La loi Badinter ne prévoit aucune solution d’indemnisation pour ce conducteur fautif victime, et ce malgré sa faute qui traditionnellement aurait exclu toutes indemnisations.
En revanche, les contrats d’assurance de véhicules prévoient régulièrement une « garantie du conducteur » ou « garantie corporelle du conducteur » à la condition bien sûr d’y avoir souscrit avant l’accident. Cette garantie du conducteur n’est pas obligatoire et donc en aucun cas automatique.
« (…) même si le souscripteur est assuré en formule « tous risques ». En effet, cette formulation dite « tous risques » est attachée exclusivement aux dommages matériels et en aucun cas aux dommages corporels comme c’est le cas avec la garantie du conducteur (…)« Avocat accident de la route
C’est une option à laquelle l’assuré décide de souscrire si elle n’est pas incluse dans son contrat.
Comme tous les contrats, il existe des planchers liés au déclenchement de la garantie du conducteur (en dessous d’un seuil d’AIPP, la garantie n’interviendra pas) et un plafond d’indemnisation (montant au-delà duquel l’indemnisation s’arrêtera, quels que soient vos handicaps),
Un plafond d’un million d’euros fixé dans une garantie du conducteur peut paraître largement suffisant mais s’avère en réalité assez insuffisant en cas d’accident grave (traumatisme crânien grave, handicaps sévères, paralysies, traumatisé médullaire, paraplégique…)

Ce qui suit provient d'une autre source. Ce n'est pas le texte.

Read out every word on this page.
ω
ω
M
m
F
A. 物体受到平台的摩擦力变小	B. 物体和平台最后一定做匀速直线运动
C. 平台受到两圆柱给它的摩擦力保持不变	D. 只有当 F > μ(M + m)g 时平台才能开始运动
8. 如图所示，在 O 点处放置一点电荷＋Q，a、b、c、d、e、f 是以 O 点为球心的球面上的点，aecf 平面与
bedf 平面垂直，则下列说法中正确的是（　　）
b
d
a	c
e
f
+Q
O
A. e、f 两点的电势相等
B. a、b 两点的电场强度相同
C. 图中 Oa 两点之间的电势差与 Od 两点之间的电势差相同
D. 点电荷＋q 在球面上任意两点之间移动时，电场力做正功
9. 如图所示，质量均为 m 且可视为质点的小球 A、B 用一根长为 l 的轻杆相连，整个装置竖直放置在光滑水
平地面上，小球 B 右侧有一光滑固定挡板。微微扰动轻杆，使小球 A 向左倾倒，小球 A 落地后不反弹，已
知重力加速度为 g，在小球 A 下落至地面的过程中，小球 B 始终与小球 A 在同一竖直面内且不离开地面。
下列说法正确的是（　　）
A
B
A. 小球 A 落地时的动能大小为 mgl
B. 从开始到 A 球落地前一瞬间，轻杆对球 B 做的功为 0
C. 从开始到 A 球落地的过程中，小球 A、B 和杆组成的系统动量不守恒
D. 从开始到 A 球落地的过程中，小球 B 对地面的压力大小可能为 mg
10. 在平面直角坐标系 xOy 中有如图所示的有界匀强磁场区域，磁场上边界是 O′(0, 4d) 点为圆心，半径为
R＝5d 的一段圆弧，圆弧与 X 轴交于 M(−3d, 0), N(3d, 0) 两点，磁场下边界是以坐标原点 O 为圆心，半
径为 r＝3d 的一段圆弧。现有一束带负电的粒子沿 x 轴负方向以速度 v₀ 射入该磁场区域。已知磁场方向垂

Certains contrats vont limiter également directement les postes de préjudices indemnisables.
Attention, néanmoins, la loi du contrat réserve souvent quelques surprises puisque les assureurs disposent d’une totale liberté pour exclure certains comportement fautifs de cette garantie du conducteur.
A LIRE : LA GARANTIE CORPORELLE DU CONDUCTEUR : DÉFINITION & LIMITES
Ainsi, et c’est souvent le cas, si l’automobiliste a pris le volant en état d’ivresse ou après avoir consommé des stupéfiants, il ne pourra pas se prévaloir de la garantie du conducteur car l’exclusion est visée au contrat.
Le cabinet disposant d’un savoir-faire exceptionnel a réussi récemment à remettre en cause un contrat qui limitait l’indemnisation, tant par le plafond que par les postes de préjudices pour obtenir l’indemnisation du conducteur à 100%, donc sans aucune limite. Le dossier a fait l’objet d’un appel de la part de l’assureur et nous ne manquerons pas de verser la décision définitive.